In the morning, Leon could not help but laugh when he saw Forrest’s day-old tracks not far outside our camp. In other words, Forrest was within a few hundred yards of our base while we walked over 15km looking for him.
We set out on another Forrest quest, but within an hour, we had encountered a buffalo herd at a watering hole. Thankfully, the wind was on our side and we got to watch them for a while before it shifted and they ran. We then hid as the tail end of the herd — some old grumpy males — came down to the watering hole. One had picked up our scent and was going mental trying to figure out where we were.
Luckily, the old bulls ran off in the opposite direction and we carried on, soon encountering a herd of elephants below us in a riverbed. The wind was favorable, and we hid in the bushes for almost 20 minutes while a baby ele drove his mum absolutely nuts with his antics.
Unfortunately, another ele herd started approaching behind us and we had to backtrack to avoid them. After several hundred meters of backtracking, Obit got super excited, and this time V was ready. Across the empty river bed was a beautiful lioness. We stood as still as possible but she immediately saw us with her peripheral vision — it was amazing how quickly she spotted us. She turned and stared directly at us. V snapped off a few shots before the lioness ran off. Leon thought she might be a nursing mother going to pick up her cubs, and V’s photo confirmed that to be the case. We thus could not follow her, and had to backtrack (again) and try to avoid the two herds of elephants.
As we were doing so, Obit and Leon saw some human footprints on the ground and got nervous — Zimbabwe has a shoot-to-kill policy for poachers, and Leon assists with patrols. (Several hours later, we came across a watering hole that Leon noted had been the one poisoned a few months ago by poachers to kill over 20 elephants; the poaching concern was and is a real one.)
But Obit examined the prints and concluded it was “two rangers and a police officer.” Which seemed rather specific, but he said he could tell by the type of boot print. We followed their tracks for a bit until we found two rangers and a police officer literally hiding in a grove of trees. They had been charged by the second group of elephants and were currently hiding out from them.
After a quick conference, it was confirmed that our only safe way out was a hot slog along the dry and sandy riverbed while avoiding the ele’s and the lioness.
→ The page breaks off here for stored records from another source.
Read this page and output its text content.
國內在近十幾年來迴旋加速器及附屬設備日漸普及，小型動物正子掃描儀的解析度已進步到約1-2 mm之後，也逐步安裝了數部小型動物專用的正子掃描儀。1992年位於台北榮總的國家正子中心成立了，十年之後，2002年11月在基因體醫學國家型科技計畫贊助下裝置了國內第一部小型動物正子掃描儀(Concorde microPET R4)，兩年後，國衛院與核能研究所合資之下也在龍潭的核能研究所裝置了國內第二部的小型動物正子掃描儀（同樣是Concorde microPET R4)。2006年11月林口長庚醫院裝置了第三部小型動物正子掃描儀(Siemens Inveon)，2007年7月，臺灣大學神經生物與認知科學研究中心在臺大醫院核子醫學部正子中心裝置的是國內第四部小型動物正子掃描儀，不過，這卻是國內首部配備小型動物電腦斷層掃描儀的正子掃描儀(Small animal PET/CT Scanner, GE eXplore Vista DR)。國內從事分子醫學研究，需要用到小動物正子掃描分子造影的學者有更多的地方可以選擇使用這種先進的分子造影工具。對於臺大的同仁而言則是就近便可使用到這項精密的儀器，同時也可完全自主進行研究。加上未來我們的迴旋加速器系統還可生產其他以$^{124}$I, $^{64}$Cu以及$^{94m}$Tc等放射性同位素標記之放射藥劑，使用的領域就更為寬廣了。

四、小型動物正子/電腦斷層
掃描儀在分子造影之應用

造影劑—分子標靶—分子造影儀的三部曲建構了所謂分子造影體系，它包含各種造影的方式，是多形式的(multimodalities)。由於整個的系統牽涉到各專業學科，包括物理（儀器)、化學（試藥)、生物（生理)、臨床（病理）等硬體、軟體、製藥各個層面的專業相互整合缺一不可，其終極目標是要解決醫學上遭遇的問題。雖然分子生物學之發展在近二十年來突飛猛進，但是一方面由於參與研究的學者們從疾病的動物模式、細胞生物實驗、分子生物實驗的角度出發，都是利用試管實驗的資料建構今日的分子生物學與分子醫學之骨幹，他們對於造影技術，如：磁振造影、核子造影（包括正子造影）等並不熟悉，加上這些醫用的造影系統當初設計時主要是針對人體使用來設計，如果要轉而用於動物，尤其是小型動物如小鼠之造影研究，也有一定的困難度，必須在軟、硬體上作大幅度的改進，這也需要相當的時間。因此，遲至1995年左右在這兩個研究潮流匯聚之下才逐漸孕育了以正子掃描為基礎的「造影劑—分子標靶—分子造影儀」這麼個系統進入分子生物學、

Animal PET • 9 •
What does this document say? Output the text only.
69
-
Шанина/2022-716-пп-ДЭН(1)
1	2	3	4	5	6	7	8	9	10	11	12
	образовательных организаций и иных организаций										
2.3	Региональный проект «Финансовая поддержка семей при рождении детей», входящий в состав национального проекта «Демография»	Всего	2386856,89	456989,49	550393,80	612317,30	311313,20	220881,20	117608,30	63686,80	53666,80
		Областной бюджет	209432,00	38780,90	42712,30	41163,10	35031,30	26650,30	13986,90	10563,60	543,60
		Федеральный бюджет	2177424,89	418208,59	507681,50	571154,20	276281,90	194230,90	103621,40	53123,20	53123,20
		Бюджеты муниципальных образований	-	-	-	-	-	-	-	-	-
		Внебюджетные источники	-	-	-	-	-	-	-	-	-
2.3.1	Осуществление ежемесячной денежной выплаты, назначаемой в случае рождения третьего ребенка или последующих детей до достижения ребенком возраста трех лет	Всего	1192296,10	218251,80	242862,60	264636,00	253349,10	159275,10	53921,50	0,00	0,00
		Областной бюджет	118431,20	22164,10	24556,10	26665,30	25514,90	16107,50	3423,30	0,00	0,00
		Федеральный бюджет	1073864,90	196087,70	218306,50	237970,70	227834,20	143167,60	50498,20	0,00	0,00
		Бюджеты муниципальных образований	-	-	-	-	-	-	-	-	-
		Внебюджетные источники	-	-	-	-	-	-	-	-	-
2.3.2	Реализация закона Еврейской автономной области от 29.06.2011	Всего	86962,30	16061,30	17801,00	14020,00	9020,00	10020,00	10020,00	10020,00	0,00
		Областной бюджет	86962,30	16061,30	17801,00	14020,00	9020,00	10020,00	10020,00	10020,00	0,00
We continued on, and after another hour so, we wearily approached the truck almost five hours after we started. Within a few hundred meters of the truck, Leon froze and motioned for us to get down. We had managed to stumble upon another herd of buffalo. We hid and watched them for several minutes, until they picked up our sent and stampeded off in the other direction.
The remaining walks were filled with numerous ele’s and other game, although no predators and no Forrest. At one point, we spent several hours tracking a pride of lions while trying to avoid (another) lioness with a cub that seemed to be shadowing them (Leon figured the mother had broken off to raise the cub for a bit). During the middle of that, we came across tracks for wild dogs but they headed in the same direction as the mother lioness so we could not follow. Even when there were no exciting sightings, being (hopefully) the only humans in the bush was amazing.
Both V and I had done walking safaris before, but only the short nature-hike type out of a safari camp. This was an entirely different experience and I highly recommend it to anyone who’s been on safari before but wants a different (and arguably better) experience. Being on foot to track and watch these magnificent creatures on their own turf was an unforgettable experience and one that we hope to experience again soon.